C’est dans une chambre à droite du couloir en entrant par ce perron que reposait la grand-mère. Elle était alitée tout le jour, son petit visage ridé surmonté d’un bonnet blanc comparable à celui de la mère grand du petit Chaperon Rouge. Son regard se posait souvent sur le petit bénitier mural à gauche de la porte d’entrée de la chambre. Elle me prenait parfois contre elle pour me conter la délicieuse histoire de Perrault en Allemand, car elle se refusait à risquer de m’embrouiller avec l’Alsacien avant ma lointaine entrée au lycée.

L’arrière du jardin semble toujours s’ouvrir sur les profondeurs insondables des bois. C’est là que l’infatigable Tobby, le chien de « Maman Guldenfels », partageait mes courses éperdues sans abandonner le moindre de mes zigzags.

Nous nous échappâmes un jour tous deux de l’enceinte sûre du jardin pour partir à l’aventure. Il nous fallait aller voir Spata, le petit âne corse du pré d’en face et pousser ensuite jusqu’au carmel du Sacré-Cœur. Bien sûr les chemins buissonniers croisent toujours des imprévus. Notre imprévu ce jour là naviguait sur le petit ruisseau à droite de la rue de Rothbach , le Rotbaechel. Nous le passâmes dans un gué d’eau vive puis nous perdîmes un peu avant d’être bien vite recueillis par un voisin de l’autre rive qui avait reconnu Tobby.

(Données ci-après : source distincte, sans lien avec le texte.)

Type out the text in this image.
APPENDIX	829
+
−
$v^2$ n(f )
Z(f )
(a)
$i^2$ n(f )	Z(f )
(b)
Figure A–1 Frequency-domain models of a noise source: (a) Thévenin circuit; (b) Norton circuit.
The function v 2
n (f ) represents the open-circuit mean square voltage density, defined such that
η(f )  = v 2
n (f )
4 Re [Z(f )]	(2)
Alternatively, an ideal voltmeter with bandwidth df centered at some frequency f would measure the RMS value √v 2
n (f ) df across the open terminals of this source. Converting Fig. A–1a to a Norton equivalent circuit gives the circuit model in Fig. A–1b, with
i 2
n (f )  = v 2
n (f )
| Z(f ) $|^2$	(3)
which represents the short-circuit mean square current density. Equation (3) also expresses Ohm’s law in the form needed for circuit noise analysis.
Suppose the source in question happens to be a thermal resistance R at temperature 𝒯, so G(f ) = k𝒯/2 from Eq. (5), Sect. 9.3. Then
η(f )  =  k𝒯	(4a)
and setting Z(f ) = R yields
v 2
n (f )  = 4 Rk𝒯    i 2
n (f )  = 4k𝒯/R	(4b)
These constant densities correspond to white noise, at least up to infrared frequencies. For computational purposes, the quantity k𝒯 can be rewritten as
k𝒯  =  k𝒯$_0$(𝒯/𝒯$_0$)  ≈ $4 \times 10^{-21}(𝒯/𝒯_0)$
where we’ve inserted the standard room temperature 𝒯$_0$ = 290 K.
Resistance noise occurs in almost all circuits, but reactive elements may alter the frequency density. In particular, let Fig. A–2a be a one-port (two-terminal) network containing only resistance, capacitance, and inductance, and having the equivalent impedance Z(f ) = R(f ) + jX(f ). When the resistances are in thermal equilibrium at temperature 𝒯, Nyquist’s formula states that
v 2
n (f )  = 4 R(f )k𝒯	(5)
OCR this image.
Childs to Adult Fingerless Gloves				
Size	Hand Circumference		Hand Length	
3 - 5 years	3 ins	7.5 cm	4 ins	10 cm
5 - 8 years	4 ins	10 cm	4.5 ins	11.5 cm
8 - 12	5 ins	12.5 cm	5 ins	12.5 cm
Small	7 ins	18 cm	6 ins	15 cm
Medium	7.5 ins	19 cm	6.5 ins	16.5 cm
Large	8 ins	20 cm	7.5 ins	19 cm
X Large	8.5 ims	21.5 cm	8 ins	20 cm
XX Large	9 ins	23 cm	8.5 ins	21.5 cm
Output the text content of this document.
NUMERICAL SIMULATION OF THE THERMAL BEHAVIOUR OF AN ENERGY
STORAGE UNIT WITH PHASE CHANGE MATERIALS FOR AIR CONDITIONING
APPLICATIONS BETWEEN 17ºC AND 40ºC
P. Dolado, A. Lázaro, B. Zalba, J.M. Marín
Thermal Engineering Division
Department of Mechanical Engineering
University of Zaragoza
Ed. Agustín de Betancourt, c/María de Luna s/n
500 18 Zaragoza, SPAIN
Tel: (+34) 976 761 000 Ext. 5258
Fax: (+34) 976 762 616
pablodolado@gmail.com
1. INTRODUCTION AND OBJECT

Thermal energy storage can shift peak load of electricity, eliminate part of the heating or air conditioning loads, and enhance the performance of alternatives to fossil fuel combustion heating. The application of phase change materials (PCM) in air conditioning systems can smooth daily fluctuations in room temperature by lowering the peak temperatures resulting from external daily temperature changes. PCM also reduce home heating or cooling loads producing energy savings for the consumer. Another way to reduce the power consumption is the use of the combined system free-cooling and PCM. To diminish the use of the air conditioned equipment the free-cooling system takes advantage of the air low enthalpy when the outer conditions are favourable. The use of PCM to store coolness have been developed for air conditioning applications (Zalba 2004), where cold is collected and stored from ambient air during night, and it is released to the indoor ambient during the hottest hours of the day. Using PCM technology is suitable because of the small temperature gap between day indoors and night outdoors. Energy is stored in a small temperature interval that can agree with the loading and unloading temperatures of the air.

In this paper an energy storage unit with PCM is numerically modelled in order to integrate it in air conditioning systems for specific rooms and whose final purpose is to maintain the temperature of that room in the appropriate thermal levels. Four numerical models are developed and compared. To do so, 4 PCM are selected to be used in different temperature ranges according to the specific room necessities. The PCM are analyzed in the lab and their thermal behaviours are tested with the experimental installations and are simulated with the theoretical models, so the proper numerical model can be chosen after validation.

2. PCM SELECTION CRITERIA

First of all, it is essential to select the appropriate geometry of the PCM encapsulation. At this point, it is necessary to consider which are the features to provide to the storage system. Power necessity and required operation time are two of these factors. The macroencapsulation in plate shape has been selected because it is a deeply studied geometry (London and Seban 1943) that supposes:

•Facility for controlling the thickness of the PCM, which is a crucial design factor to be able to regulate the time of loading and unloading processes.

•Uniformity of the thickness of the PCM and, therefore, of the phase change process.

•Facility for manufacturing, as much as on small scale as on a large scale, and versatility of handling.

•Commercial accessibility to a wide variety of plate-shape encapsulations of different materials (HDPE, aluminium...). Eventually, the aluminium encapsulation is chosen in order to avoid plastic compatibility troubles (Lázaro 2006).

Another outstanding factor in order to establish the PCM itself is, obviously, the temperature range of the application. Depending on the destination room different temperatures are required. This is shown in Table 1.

J’ai repris ce même chemin pour m’imprégner de l’endroit, franchi désormais par un pont en dos d’âne, et, à l’instant où je me suis accoudé à la rambarde, les cloches du carmel se sont invitées dans cette suite mélancolique pour en raviver les couleurs. J’étais comblé, mais avais du mal à juguler mes émotions dans cette bouffée d’enfance réinterprétée au plus subtil arpège près.  

Illustration 1

Il n’y avait pas loin de la rue de Rothbach à la boulangerie qui bordait le parvis de la Basilique de Marienthal. On laissait le ruisseau du Rotbaechel sur la droite et on tournait à gauche jusque chez le boulanger. Aujourd’hui, le parcours et les années passées donnent un peu le tournis car la vitrine a disparu. Mais tout le reste est assez fidèle à mon souvenir au brin de pâquerette près.

Ma rêverie m’assaillit plus fort que jamais. Il me fallut prendre bien garde de ne pas  renverser en chemin la plaque de four émaillée confiée par « Maman Guldenfels ». Elle était garnie comme autrefois des bredeles odorantes que le boulanger n’aurait plus qu’à poser délicatement dans le four.

Je n’eus pas besoin de forcer ma mémoire pour retrouver l’odeur chaude et enveloppante des bredeles. Elle s’échappait du four comme la caresse d’une mère. C’était le parfum des matins d’hiver paresseux et languides quand le lit s’agrippait à moi.

Mes madeleines à moi restent les bredeles.